El apartamento de Uhart está en el noveno piso de un edificio que queda en una calle angosta, con carros parqueados a ambos lados, y una peluquería canina al frente. Ocasionalmente pasa una mujer mayor con el carrito del mercado. Los árboles no tienen hojas porque es invierno y hace frío. Adentro, Uhart dice que la calefacción lleva prendida toda la tarde y me pregunta por Colombia. Es una gran entrevistadora, nutrida por una auténtica curiosidad: cuando uno menos se da cuenta está en una conversación sobre los diálogos de La Habana. Así también, en sus cuentos es capaz de dibujar a un personaje con pocos trazos: “Me pasaba algo con relación al tiempo libre: no encontraba qué hacer y todo lo que hiciera era más bien para evitar otra cosa”, dice la protagonista de “La excursión larga”.

Estamos sentadas a la mesa, sobre la que hay individuales y portavasos con imágenes de Nazaret y el mar de Galilea, seguramente un regalo.

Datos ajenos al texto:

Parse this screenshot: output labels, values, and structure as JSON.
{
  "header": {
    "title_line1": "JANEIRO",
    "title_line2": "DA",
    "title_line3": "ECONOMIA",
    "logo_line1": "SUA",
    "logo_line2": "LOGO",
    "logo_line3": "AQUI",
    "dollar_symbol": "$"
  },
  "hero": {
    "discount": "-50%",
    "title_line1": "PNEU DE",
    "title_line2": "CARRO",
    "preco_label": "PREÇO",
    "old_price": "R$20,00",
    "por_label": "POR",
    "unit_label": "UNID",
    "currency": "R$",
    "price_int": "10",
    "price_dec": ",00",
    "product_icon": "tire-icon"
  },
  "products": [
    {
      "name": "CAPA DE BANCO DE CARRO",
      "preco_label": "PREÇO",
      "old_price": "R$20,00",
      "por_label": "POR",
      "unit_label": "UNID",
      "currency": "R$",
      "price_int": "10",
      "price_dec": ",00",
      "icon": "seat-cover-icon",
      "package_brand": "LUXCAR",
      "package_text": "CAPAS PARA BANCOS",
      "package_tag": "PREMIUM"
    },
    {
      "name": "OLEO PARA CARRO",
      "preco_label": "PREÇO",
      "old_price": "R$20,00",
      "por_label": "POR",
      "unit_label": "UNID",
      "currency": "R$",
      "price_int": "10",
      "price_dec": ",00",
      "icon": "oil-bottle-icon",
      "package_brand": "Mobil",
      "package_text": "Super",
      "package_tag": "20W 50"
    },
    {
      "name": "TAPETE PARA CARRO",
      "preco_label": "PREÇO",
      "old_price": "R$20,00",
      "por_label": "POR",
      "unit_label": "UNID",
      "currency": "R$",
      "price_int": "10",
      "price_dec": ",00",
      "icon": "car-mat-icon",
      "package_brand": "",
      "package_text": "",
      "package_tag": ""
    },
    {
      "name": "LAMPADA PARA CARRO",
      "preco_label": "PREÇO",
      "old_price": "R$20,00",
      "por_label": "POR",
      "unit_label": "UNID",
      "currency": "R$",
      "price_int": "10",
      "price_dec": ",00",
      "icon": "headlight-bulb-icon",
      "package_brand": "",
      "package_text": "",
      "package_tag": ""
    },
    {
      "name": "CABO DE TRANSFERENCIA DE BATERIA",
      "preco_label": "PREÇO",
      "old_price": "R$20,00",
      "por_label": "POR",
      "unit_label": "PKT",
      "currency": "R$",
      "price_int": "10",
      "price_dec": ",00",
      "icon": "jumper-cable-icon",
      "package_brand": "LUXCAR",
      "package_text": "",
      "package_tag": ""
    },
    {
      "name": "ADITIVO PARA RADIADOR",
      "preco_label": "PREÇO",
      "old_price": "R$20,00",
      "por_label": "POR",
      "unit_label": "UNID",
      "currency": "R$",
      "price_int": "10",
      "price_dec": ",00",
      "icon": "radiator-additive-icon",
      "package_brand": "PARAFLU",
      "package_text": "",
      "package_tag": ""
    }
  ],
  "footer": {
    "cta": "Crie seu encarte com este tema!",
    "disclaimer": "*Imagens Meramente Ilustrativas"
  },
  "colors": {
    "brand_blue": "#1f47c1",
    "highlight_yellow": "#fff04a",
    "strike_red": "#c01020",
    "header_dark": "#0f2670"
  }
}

Hay dos bibliotecas y en una de ellas, la fotografía de una indígena ecuatoriana cargando una oveja, de la que Uhart hablará más adelante. Prepara dos cafés chiquitos y me ofrece medialunas. Dice: “El nombre Hebe me lo pusieron porque alguna Hebe les habrá parecido simpática o linda. Uhart es vasco-francés. Mis abuelos maternos son genoveses y los paternos vascos. Mi mamá era hija de italianos y comprendía italiano pero no lo hablaba. La abuela hablaba cocoliche. Vasco no sabía nadie”.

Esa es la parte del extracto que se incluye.